Прежний широкий шаг, спина прогнута, шляпа с широкими полями затеняла глаза, но что-то стронулось, сместилось в ее осанке, проявилось непременное старание сохранить прежний облик. Вошла независимо, сказала без объяснений:
– Не спрашивай. Не задавай глупых вопросов.
– Как мы теперь? На ты или на вы?
– Не дури, Финкель.
Выпила в молчании кофе, жадно, большими глотками. Откинулась на спинку стула, будто по окончании изнурительной работы. Взглянула глазами в глаза:
– Какое слово выберем для нас?
– Скажи ты.
– Непредсказуемо.
– Непредсказуемо?
– Непредсказуемо, – повторила.
Больше они не расставались.
7
В кровати, лицом кверху, спит старый человек, руки поверх одеяла. Тельняшка вместо пижамы, будто у шкипера на пенсии, по лбу пробегают легкие тени – событиями ушедшего дня. Так лежал он в палатке, в этой, может, тельняшке, а Зисл разглядывала его строго, неотрывно, руки прижимая к груди, чтобы разбудить под утро и сказать: «Выхожу замуж». – «Шутишь». – «Теперь не шучу».
Не расспрашивал о первом браке, не предполагал, не угадывал, – однажды проговорила во мраке спальни:
– Он не уговаривал, знал, должно быть, – не удержать. Сказал на прощание: «Ты из породы терновника, с виду безобидного. В который погружают руку без помех, а вынимают – оставляет отметины. На теле и на душе».
– Это и мне памятно.
– Не забыл, Финкель?
– Не забыл.
Он улыбнулся, она улыбнулась, головой потерлась о его плечо.
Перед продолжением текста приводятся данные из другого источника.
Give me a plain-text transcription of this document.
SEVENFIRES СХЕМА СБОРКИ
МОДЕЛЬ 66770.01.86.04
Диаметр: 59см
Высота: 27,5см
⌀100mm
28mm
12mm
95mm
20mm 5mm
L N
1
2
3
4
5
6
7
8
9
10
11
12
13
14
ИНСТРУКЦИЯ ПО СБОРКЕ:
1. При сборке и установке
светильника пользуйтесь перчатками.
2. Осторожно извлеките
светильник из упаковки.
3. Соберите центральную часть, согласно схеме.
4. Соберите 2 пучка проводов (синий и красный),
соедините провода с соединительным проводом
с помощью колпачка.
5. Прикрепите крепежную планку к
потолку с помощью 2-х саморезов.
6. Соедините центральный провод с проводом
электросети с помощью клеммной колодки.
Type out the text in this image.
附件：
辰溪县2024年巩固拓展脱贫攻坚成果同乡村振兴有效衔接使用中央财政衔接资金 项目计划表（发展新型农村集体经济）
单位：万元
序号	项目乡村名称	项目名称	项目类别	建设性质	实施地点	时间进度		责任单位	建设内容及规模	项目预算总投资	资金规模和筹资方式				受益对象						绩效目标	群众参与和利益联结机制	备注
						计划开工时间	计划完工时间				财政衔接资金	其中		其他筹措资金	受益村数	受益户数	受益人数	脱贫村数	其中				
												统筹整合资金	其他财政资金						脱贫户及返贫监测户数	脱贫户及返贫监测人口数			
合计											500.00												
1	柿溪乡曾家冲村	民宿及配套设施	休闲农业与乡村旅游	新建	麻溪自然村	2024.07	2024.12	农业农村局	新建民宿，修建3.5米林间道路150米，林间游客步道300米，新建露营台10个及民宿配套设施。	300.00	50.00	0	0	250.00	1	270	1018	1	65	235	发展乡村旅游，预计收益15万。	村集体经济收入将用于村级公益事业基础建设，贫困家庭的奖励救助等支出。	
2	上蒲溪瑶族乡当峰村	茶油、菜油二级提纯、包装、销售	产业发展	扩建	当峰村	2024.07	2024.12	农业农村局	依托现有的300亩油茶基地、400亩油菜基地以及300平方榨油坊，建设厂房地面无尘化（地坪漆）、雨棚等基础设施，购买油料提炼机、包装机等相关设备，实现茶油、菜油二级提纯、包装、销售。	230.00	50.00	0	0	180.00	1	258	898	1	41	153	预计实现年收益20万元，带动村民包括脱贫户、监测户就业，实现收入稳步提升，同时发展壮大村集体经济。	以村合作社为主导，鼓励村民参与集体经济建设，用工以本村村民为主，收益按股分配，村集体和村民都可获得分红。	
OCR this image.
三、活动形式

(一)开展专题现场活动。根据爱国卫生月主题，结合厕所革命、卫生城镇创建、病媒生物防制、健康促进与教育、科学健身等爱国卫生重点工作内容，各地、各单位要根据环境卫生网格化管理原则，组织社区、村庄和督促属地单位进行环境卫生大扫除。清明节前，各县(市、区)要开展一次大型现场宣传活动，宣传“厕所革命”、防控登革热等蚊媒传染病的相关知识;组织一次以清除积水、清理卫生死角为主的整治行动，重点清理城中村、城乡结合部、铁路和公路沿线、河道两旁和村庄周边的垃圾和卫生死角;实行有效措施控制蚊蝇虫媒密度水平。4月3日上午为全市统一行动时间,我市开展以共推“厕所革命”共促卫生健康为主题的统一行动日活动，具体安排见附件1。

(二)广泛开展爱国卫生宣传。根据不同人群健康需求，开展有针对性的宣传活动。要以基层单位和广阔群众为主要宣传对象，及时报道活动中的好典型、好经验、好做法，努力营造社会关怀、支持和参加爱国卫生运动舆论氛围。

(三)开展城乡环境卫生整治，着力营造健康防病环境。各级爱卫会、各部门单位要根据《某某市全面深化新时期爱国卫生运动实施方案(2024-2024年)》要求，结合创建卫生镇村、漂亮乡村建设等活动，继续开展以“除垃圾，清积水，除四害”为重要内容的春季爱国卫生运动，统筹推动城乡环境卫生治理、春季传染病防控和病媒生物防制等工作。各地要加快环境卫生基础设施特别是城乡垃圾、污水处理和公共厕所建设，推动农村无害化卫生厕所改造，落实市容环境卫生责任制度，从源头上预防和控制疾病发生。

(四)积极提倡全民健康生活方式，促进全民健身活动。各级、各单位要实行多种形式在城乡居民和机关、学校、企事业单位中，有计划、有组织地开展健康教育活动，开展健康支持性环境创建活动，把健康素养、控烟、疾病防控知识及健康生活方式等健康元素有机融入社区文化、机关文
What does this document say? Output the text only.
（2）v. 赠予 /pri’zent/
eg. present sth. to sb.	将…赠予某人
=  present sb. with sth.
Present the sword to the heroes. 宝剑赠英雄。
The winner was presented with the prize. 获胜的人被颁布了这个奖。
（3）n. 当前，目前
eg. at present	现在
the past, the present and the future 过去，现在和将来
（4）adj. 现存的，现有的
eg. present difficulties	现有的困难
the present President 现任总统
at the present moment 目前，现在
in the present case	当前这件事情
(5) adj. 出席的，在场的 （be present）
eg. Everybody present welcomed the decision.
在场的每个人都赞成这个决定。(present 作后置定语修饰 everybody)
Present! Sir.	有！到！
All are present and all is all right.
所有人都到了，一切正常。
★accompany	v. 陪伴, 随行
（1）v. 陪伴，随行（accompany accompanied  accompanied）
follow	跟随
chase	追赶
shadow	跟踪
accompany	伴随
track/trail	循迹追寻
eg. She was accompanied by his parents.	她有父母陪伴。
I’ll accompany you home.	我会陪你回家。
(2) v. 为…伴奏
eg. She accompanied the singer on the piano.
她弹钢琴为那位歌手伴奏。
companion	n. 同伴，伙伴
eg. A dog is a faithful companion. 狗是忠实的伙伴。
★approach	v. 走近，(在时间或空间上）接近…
– Думал, наверно: «Какое счастье, что выбрала не меня…»
– Не было такого.
– Не ври, Финкель. У тебя не получится.
Признал с неохотой:
– Было однажды…
В столе, в дальнем его ящике, запрятан альбом ее детства, в глубинах которого затаился давний снимок, пожелтевший, с трещинами по глянцу и ломаным уголком.
Девочка Зисл в обнимку с папой Моисеем. На диване. Возле пушистой елки на крестовине, где хрупкие стеклянные шары на ветвях, которые боязно взять в руки, картонные домики в щедрой изморози, петушки-зайчики, конфеты на нитках в цветных обертках, грецкие орехи, выкрашенные под серебро, редкие по тем временам мандарины посреди украшений, серебряная канитель водопадом до пола, переливчатый шпиль на макушке и непременный Дед Мороз в глазурованной шубе, щедро обложенный ватой.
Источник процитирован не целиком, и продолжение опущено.